As a footnote to this issue, academic neurosurgeons who are longtime colleagues, allies and fellow CANS members, are chaffing at fast becoming where the buck stops in emergent care. Our President, Dr. Edwards, who in his spare time is Chief of Pediatric Neurosurgery at Stanford, reports that he has to turn away elective neurosurgical referrals because the hospital has no beds due to having to admit many true emergencies from other institutions who claim to have no specialists available to provide care. He notes the general under or non-funding these transfer patients have and also indicated the same problem exists in the adult service as well as at USC and UCLA.
If the private sector doesn’t perform better, I wonder if our academic friends may consider calling John and supporting the hospital idea of mandatory coverage. I don’t think the private sector can not do ED coverage or only do so after a hospital hold-up for excessive coverage fees and not at some point pay the piper, said piper playing the “ED coverage as a condition of program participation or medical licensure” tune.
3. Michael Mattoch—CANS Lobbyist
Mr. Mattoch was kind enough to spend some phone time with this reporter to flesh out what he does and how he does it. He is well spoken as one might expect and is able to put his answers across clearly. He is providing CANS with his expertise in gaining access to the staff of legislators and government officials to present his take on proposed legislation and/or government rule-making and in the process be sure to present the view of his clients on said actions. Mattoch, an attorney, has a long history of this kind of advocacy having been counsel to the Assembly Insurance Committee; he has advised various state departments and organizations and has worked for the California Healthcare Association and the CMA. He currently is an independent lobbyist and principal in the Norwood &Mattoch lobbying firm which has a client list of 31 organizations, CANS being the most recent addition.

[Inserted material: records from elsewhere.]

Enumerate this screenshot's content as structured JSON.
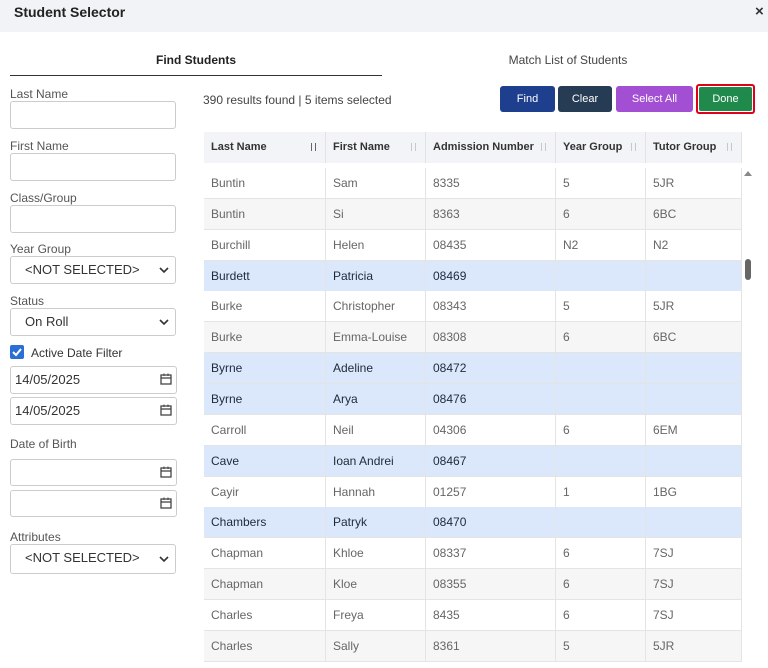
{
  "header": {
    "title": "Student Selector",
    "close": "×"
  },
  "tabs": [
    "Find Students",
    "Match List of Students"
  ],
  "filters": {
    "last_name": "Last Name",
    "first_name": "First Name",
    "class_group": "Class/Group",
    "year_group": {
      "label": "Year Group",
      "value": "<NOT SELECTED>"
    },
    "status": {
      "label": "Status",
      "value": "On Roll"
    },
    "active_date_filter": "Active Date Filter",
    "date_from": "14/05/2025",
    "date_to": "14/05/2025",
    "date_of_birth": "Date of Birth",
    "attributes": {
      "label": "Attributes",
      "value": "<NOT SELECTED>"
    }
  },
  "summary": "390 results found | 5 items selected",
  "buttons": [
    "Find",
    "Clear",
    "Select All",
    "Done"
  ],
  "table": {
    "columns": [
      "Last Name",
      "First Name",
      "Admission Number",
      "Year Group",
      "Tutor Group"
    ],
    "rows": [
      [
        "Buntin",
        "Sam",
        "8335",
        "5",
        "5JR"
      ],
      [
        "Buntin",
        "Si",
        "8363",
        "6",
        "6BC"
      ],
      [
        "Burchill",
        "Helen",
        "08435",
        "N2",
        "N2"
      ],
      [
        "Burdett",
        "Patricia",
        "08469",
        null,
        null
      ],
      [
        "Burke",
        "Christopher",
        "08343",
        "5",
        "5JR"
      ],
      [
        "Burke",
        "Emma-Louise",
        "08308",
        "6",
        "6BC"
      ],
      [
        "Byrne",
        "Adeline",
        "08472",
        null,
        null
      ],
      [
        "Byrne",
        "Arya",
        "08476",
        null,
        null
      ],
      [
        "Carroll",
        "Neil",
        "04306",
        "6",
        "6EM"
      ],
      [
        "Cave",
        "Ioan Andrei",
        "08467",
        null,
        null
      ],
      [
        "Cayir",
        "Hannah",
        "01257",
        "1",
        "1BG"
      ],
      [
        "Chambers",
        "Patryk",
        "08470",
        null,
        null
      ],
      [
        "Chapman",
        "Khloe",
        "08337",
        "6",
        "7SJ"
      ],
      [
        "Chapman",
        "Kloe",
        "08355",
        "6",
        "7SJ"
      ],
      [
        "Charles",
        "Freya",
        "8435",
        "6",
        "7SJ"
      ],
      [
        "Charles",
        "Sally",
        "8361",
        "5",
        "5JR"
      ]
    ],
    "selected_rows": [
      3,
      6,
      7,
      9,
      11
    ]
  }
}
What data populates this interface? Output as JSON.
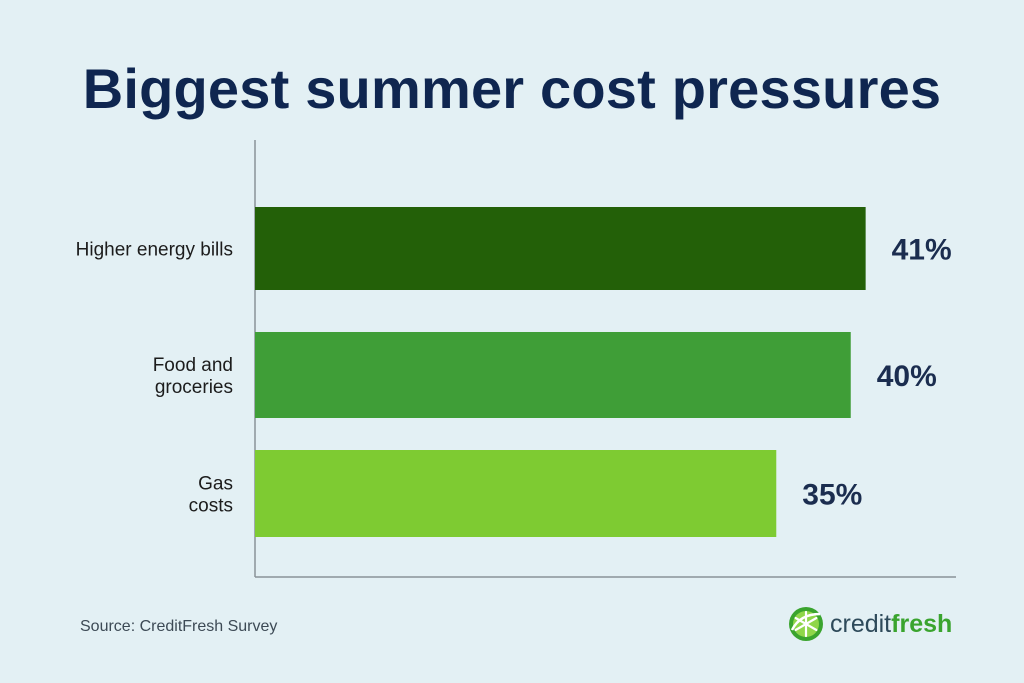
{
  "chart_data": {
    "type": "bar",
    "orientation": "horizontal",
    "title": "Biggest summer cost pressures",
    "categories": [
      [
        "Higher energy bills"
      ],
      [
        "Food and",
        "groceries"
      ],
      [
        "Gas",
        "costs"
      ]
    ],
    "values": [
      41,
      40,
      35
    ],
    "value_labels": [
      "41%",
      "40%",
      "35%"
    ],
    "bar_colors": [
      "#236008",
      "#3f9e37",
      "#7ecb32"
    ],
    "xlim": [
      0,
      47
    ],
    "grid": false,
    "legend": "none"
  },
  "footer": {
    "source": "Source: CreditFresh Survey"
  },
  "brand": {
    "name_regular": "credit",
    "name_bold": "fresh",
    "icon": "lime-slice-icon",
    "color": "#3aa42e"
  }
}
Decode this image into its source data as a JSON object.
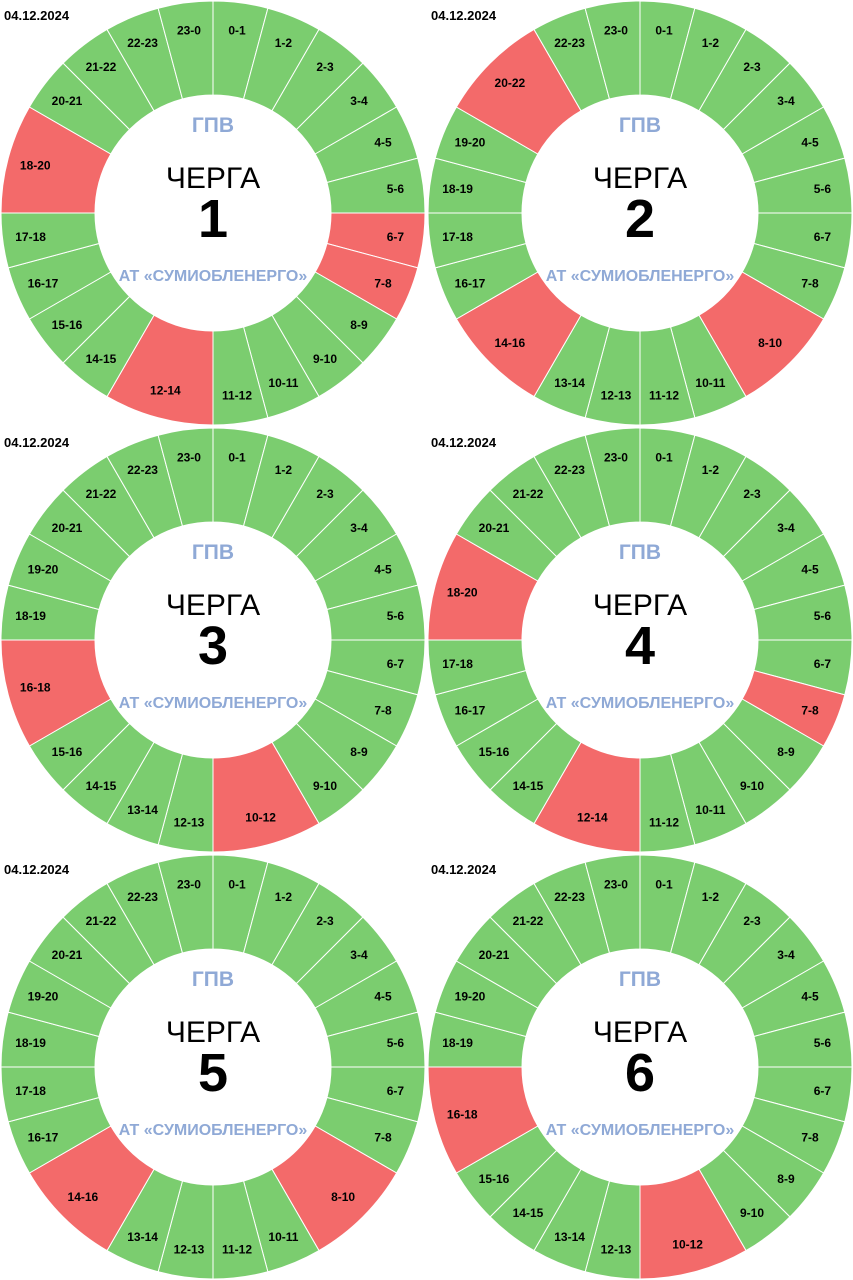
{
  "colors": {
    "on": "#7bcd6f",
    "off": "#f36a6a",
    "line": "#ffffff",
    "accent": "#8fa9d6"
  },
  "panels": [
    {
      "date": "04.12.2024",
      "title": "ГПВ",
      "heading": "ЧЕРГА",
      "number": "1",
      "company": "АТ «СУМИОБЛЕНЕРГО»",
      "segments": [
        {
          "label": "0-1",
          "span": 1,
          "off": false
        },
        {
          "label": "1-2",
          "span": 1,
          "off": false
        },
        {
          "label": "2-3",
          "span": 1,
          "off": false
        },
        {
          "label": "3-4",
          "span": 1,
          "off": false
        },
        {
          "label": "4-5",
          "span": 1,
          "off": false
        },
        {
          "label": "5-6",
          "span": 1,
          "off": false
        },
        {
          "label": "6-7",
          "span": 1,
          "off": true
        },
        {
          "label": "7-8",
          "span": 1,
          "off": true
        },
        {
          "label": "8-9",
          "span": 1,
          "off": false
        },
        {
          "label": "9-10",
          "span": 1,
          "off": false
        },
        {
          "label": "10-11",
          "span": 1,
          "off": false
        },
        {
          "label": "11-12",
          "span": 1,
          "off": false
        },
        {
          "label": "12-14",
          "span": 2,
          "off": true
        },
        {
          "label": "14-15",
          "span": 1,
          "off": false
        },
        {
          "label": "15-16",
          "span": 1,
          "off": false
        },
        {
          "label": "16-17",
          "span": 1,
          "off": false
        },
        {
          "label": "17-18",
          "span": 1,
          "off": false
        },
        {
          "label": "18-20",
          "span": 2,
          "off": true
        },
        {
          "label": "20-21",
          "span": 1,
          "off": false
        },
        {
          "label": "21-22",
          "span": 1,
          "off": false
        },
        {
          "label": "22-23",
          "span": 1,
          "off": false
        },
        {
          "label": "23-0",
          "span": 1,
          "off": false
        }
      ]
    },
    {
      "date": "04.12.2024",
      "title": "ГПВ",
      "heading": "ЧЕРГА",
      "number": "2",
      "company": "АТ «СУМИОБЛЕНЕРГО»",
      "segments": [
        {
          "label": "0-1",
          "span": 1,
          "off": false
        },
        {
          "label": "1-2",
          "span": 1,
          "off": false
        },
        {
          "label": "2-3",
          "span": 1,
          "off": false
        },
        {
          "label": "3-4",
          "span": 1,
          "off": false
        },
        {
          "label": "4-5",
          "span": 1,
          "off": false
        },
        {
          "label": "5-6",
          "span": 1,
          "off": false
        },
        {
          "label": "6-7",
          "span": 1,
          "off": false
        },
        {
          "label": "7-8",
          "span": 1,
          "off": false
        },
        {
          "label": "8-10",
          "span": 2,
          "off": true
        },
        {
          "label": "10-11",
          "span": 1,
          "off": false
        },
        {
          "label": "11-12",
          "span": 1,
          "off": false
        },
        {
          "label": "12-13",
          "span": 1,
          "off": false
        },
        {
          "label": "13-14",
          "span": 1,
          "off": false
        },
        {
          "label": "14-16",
          "span": 2,
          "off": true
        },
        {
          "label": "16-17",
          "span": 1,
          "off": false
        },
        {
          "label": "17-18",
          "span": 1,
          "off": false
        },
        {
          "label": "18-19",
          "span": 1,
          "off": false
        },
        {
          "label": "19-20",
          "span": 1,
          "off": false
        },
        {
          "label": "20-22",
          "span": 2,
          "off": true
        },
        {
          "label": "22-23",
          "span": 1,
          "off": false
        },
        {
          "label": "23-0",
          "span": 1,
          "off": false
        }
      ]
    },
    {
      "date": "04.12.2024",
      "title": "ГПВ",
      "heading": "ЧЕРГА",
      "number": "3",
      "company": "АТ «СУМИОБЛЕНЕРГО»",
      "segments": [
        {
          "label": "0-1",
          "span": 1,
          "off": false
        },
        {
          "label": "1-2",
          "span": 1,
          "off": false
        },
        {
          "label": "2-3",
          "span": 1,
          "off": false
        },
        {
          "label": "3-4",
          "span": 1,
          "off": false
        },
        {
          "label": "4-5",
          "span": 1,
          "off": false
        },
        {
          "label": "5-6",
          "span": 1,
          "off": false
        },
        {
          "label": "6-7",
          "span": 1,
          "off": false
        },
        {
          "label": "7-8",
          "span": 1,
          "off": false
        },
        {
          "label": "8-9",
          "span": 1,
          "off": false
        },
        {
          "label": "9-10",
          "span": 1,
          "off": false
        },
        {
          "label": "10-12",
          "span": 2,
          "off": true
        },
        {
          "label": "12-13",
          "span": 1,
          "off": false
        },
        {
          "label": "13-14",
          "span": 1,
          "off": false
        },
        {
          "label": "14-15",
          "span": 1,
          "off": false
        },
        {
          "label": "15-16",
          "span": 1,
          "off": false
        },
        {
          "label": "16-18",
          "span": 2,
          "off": true
        },
        {
          "label": "18-19",
          "span": 1,
          "off": false
        },
        {
          "label": "19-20",
          "span": 1,
          "off": false
        },
        {
          "label": "20-21",
          "span": 1,
          "off": false
        },
        {
          "label": "21-22",
          "span": 1,
          "off": false
        },
        {
          "label": "22-23",
          "span": 1,
          "off": false
        },
        {
          "label": "23-0",
          "span": 1,
          "off": false
        }
      ]
    },
    {
      "date": "04.12.2024",
      "title": "ГПВ",
      "heading": "ЧЕРГА",
      "number": "4",
      "company": "АТ «СУМИОБЛЕНЕРГО»",
      "segments": [
        {
          "label": "0-1",
          "span": 1,
          "off": false
        },
        {
          "label": "1-2",
          "span": 1,
          "off": false
        },
        {
          "label": "2-3",
          "span": 1,
          "off": false
        },
        {
          "label": "3-4",
          "span": 1,
          "off": false
        },
        {
          "label": "4-5",
          "span": 1,
          "off": false
        },
        {
          "label": "5-6",
          "span": 1,
          "off": false
        },
        {
          "label": "6-7",
          "span": 1,
          "off": false
        },
        {
          "label": "7-8",
          "span": 1,
          "off": true
        },
        {
          "label": "8-9",
          "span": 1,
          "off": false
        },
        {
          "label": "9-10",
          "span": 1,
          "off": false
        },
        {
          "label": "10-11",
          "span": 1,
          "off": false
        },
        {
          "label": "11-12",
          "span": 1,
          "off": false
        },
        {
          "label": "12-14",
          "span": 2,
          "off": true
        },
        {
          "label": "14-15",
          "span": 1,
          "off": false
        },
        {
          "label": "15-16",
          "span": 1,
          "off": false
        },
        {
          "label": "16-17",
          "span": 1,
          "off": false
        },
        {
          "label": "17-18",
          "span": 1,
          "off": false
        },
        {
          "label": "18-20",
          "span": 2,
          "off": true
        },
        {
          "label": "20-21",
          "span": 1,
          "off": false
        },
        {
          "label": "21-22",
          "span": 1,
          "off": false
        },
        {
          "label": "22-23",
          "span": 1,
          "off": false
        },
        {
          "label": "23-0",
          "span": 1,
          "off": false
        }
      ]
    },
    {
      "date": "04.12.2024",
      "title": "ГПВ",
      "heading": "ЧЕРГА",
      "number": "5",
      "company": "АТ «СУМИОБЛЕНЕРГО»",
      "segments": [
        {
          "label": "0-1",
          "span": 1,
          "off": false
        },
        {
          "label": "1-2",
          "span": 1,
          "off": false
        },
        {
          "label": "2-3",
          "span": 1,
          "off": false
        },
        {
          "label": "3-4",
          "span": 1,
          "off": false
        },
        {
          "label": "4-5",
          "span": 1,
          "off": false
        },
        {
          "label": "5-6",
          "span": 1,
          "off": false
        },
        {
          "label": "6-7",
          "span": 1,
          "off": false
        },
        {
          "label": "7-8",
          "span": 1,
          "off": false
        },
        {
          "label": "8-10",
          "span": 2,
          "off": true
        },
        {
          "label": "10-11",
          "span": 1,
          "off": false
        },
        {
          "label": "11-12",
          "span": 1,
          "off": false
        },
        {
          "label": "12-13",
          "span": 1,
          "off": false
        },
        {
          "label": "13-14",
          "span": 1,
          "off": false
        },
        {
          "label": "14-16",
          "span": 2,
          "off": true
        },
        {
          "label": "16-17",
          "span": 1,
          "off": false
        },
        {
          "label": "17-18",
          "span": 1,
          "off": false
        },
        {
          "label": "18-19",
          "span": 1,
          "off": false
        },
        {
          "label": "19-20",
          "span": 1,
          "off": false
        },
        {
          "label": "20-21",
          "span": 1,
          "off": false
        },
        {
          "label": "21-22",
          "span": 1,
          "off": false
        },
        {
          "label": "22-23",
          "span": 1,
          "off": false
        },
        {
          "label": "23-0",
          "span": 1,
          "off": false
        }
      ]
    },
    {
      "date": "04.12.2024",
      "title": "ГПВ",
      "heading": "ЧЕРГА",
      "number": "6",
      "company": "АТ «СУМИОБЛЕНЕРГО»",
      "segments": [
        {
          "label": "0-1",
          "span": 1,
          "off": false
        },
        {
          "label": "1-2",
          "span": 1,
          "off": false
        },
        {
          "label": "2-3",
          "span": 1,
          "off": false
        },
        {
          "label": "3-4",
          "span": 1,
          "off": false
        },
        {
          "label": "4-5",
          "span": 1,
          "off": false
        },
        {
          "label": "5-6",
          "span": 1,
          "off": false
        },
        {
          "label": "6-7",
          "span": 1,
          "off": false
        },
        {
          "label": "7-8",
          "span": 1,
          "off": false
        },
        {
          "label": "8-9",
          "span": 1,
          "off": false
        },
        {
          "label": "9-10",
          "span": 1,
          "off": false
        },
        {
          "label": "10-12",
          "span": 2,
          "off": true
        },
        {
          "label": "12-13",
          "span": 1,
          "off": false
        },
        {
          "label": "13-14",
          "span": 1,
          "off": false
        },
        {
          "label": "14-15",
          "span": 1,
          "off": false
        },
        {
          "label": "15-16",
          "span": 1,
          "off": false
        },
        {
          "label": "16-18",
          "span": 2,
          "off": true
        },
        {
          "label": "18-19",
          "span": 1,
          "off": false
        },
        {
          "label": "19-20",
          "span": 1,
          "off": false
        },
        {
          "label": "20-21",
          "span": 1,
          "off": false
        },
        {
          "label": "21-22",
          "span": 1,
          "off": false
        },
        {
          "label": "22-23",
          "span": 1,
          "off": false
        },
        {
          "label": "23-0",
          "span": 1,
          "off": false
        }
      ]
    }
  ]
}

He monitors and analyzes all pending legislation and rule making to determine how it may effect his clients and alerts same when something is afoot that could effect his client’s fortunes. He knows just about every staff person of every official in Sacramento and trades on his reputation of presenting clear, even analyses of pending actions/legislation as well as the views of his clients. Every two years he has the daunting task of establishing himself with the new crop of legislators that come to Sacramento, said crowd being 25% of the 40 Senators and 80 Assemblymen these days what with term limits.
For CANS, his attention will initially be focused on the work comp medical fee schedule which is under review by Andrea Hoch, the Administrative Director of the Department of Industrial Relations (who is rumored to be considering a major pay cut for docs) and AB681 which, if passed and signed by the governor (two big if’s), would prevent those pay cuts. He will alert us if our President needs to give testimony at a hearing in that regard. He notes that he also represents Liberty Mutual Group, a prominent work comp insurance carrier, but feels they will not lobby for a doc pay cut or against AB681 so any conflict can be avoided.
He also provides a weekly legislative update which this reporter will review and summarize in the monthly newsletter. Also, he is happy to attend CANS Board meetings but only if requested since his travel/housing expenses would be in addition to the monthly retainer. We welcome him to our CANS playing field as a significant team member. I think he should play middle linebacker.